Despite the challenges, the flow of doses should be boosted by a well-established global pharmaceutical distribution network. There are well known deep-freeze capabilities in cities ranging from Miami, Dallas and London, to Liege in Belgium, Dubai, Mumbai, Singapore and Incheon in Seoul.

US-based delivery services company FedEx has added freezers and refrigerated trucks to its already extensive cold-chain network, and Richard Smith, who’s heading up the delivery firm’s vaccine effort, has pledged to free as much air and ground capacity as needed.

UNICEF (United Nations Children’s Fund), a United Nations (UN) humanitarian relief organization, has been hiring airlines to deliver the vaccine to more than 170 countries through its massive initiative.

While transporting vials from their point of manufacture to a major hospital or clinic in a big, developed city is one thing, the challenge gets steep in emerging nations, where infrastructure to remote villages and towns may be rickety and unreliable, or even non-existent.

In November, UNICEF called on about 40 airlines to make preparations for a global airlift to 92 of the poorest countries in the world, leading efforts to buy and distribute COVID-19 vaccines. The agency’s initiative would protect 70 percent of the world’s population as another 80 higher-income countries have selected it to procure vaccines.

Reaching every single individual

Vaccine delivery isn’t just about airlines. In order to get the vaccine to rural areas, cars, buses, trucks, even motorcycles, bicycles and donkeys may be needed. It may need to be carried in by foot in some areas.

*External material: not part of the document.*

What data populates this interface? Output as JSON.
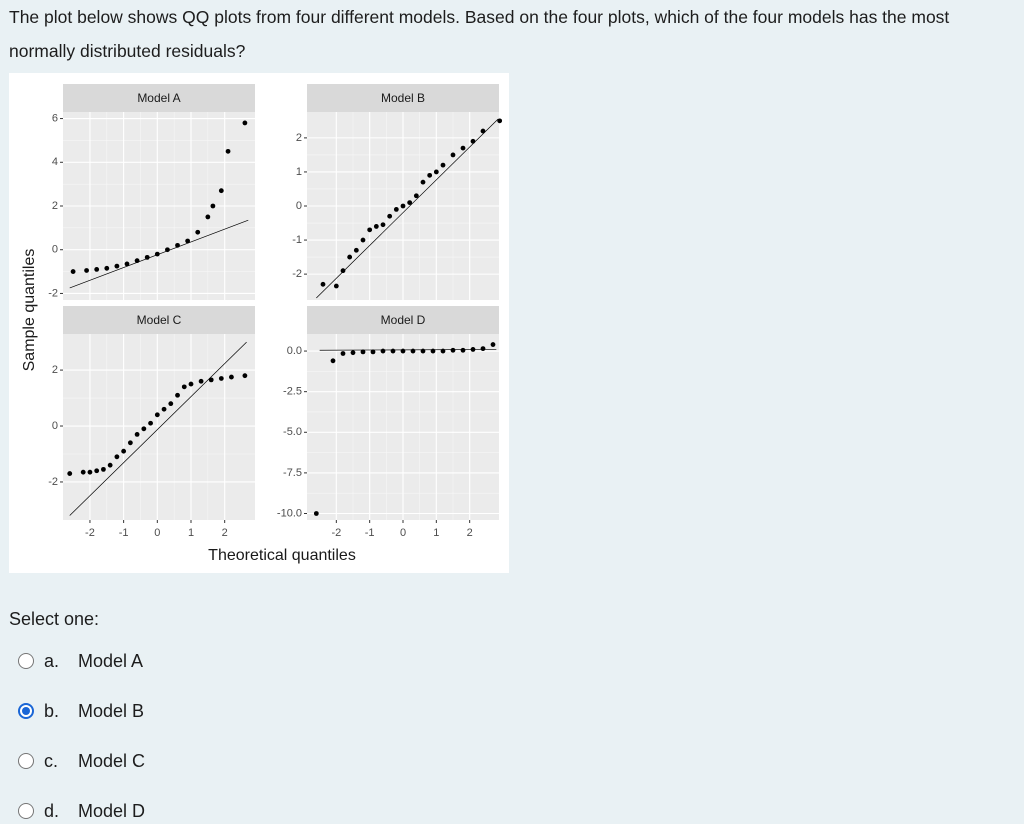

“You just don’t have deep-freezers everywhere,” said Adar Poonawalla, chief executive officer of Serum Institute of India, the world’s biggest vaccine maker. It’s tied up with five developers, making 40 million doses of AstraZeneca’s vaccine so far. The company aims to start manufacturing Novavax’s contender soon.

“These frozen vaccines, which are highly unstable, the developers need to work on stabilizing,” Mr. Poonawalla said.

According to IATA, the risk of tampering, the production of counterfeit shots and even attempts to impede delivery are also a concern. Drug companies have responded by requesting end-to-end security escorts, according to Dominic Kennedy, managing director for cargo at Virgin Atlantic Airways Ltd.

The IATA chief, De Juniac, insists that the industry is ready. “We will not disappoint,” he assured.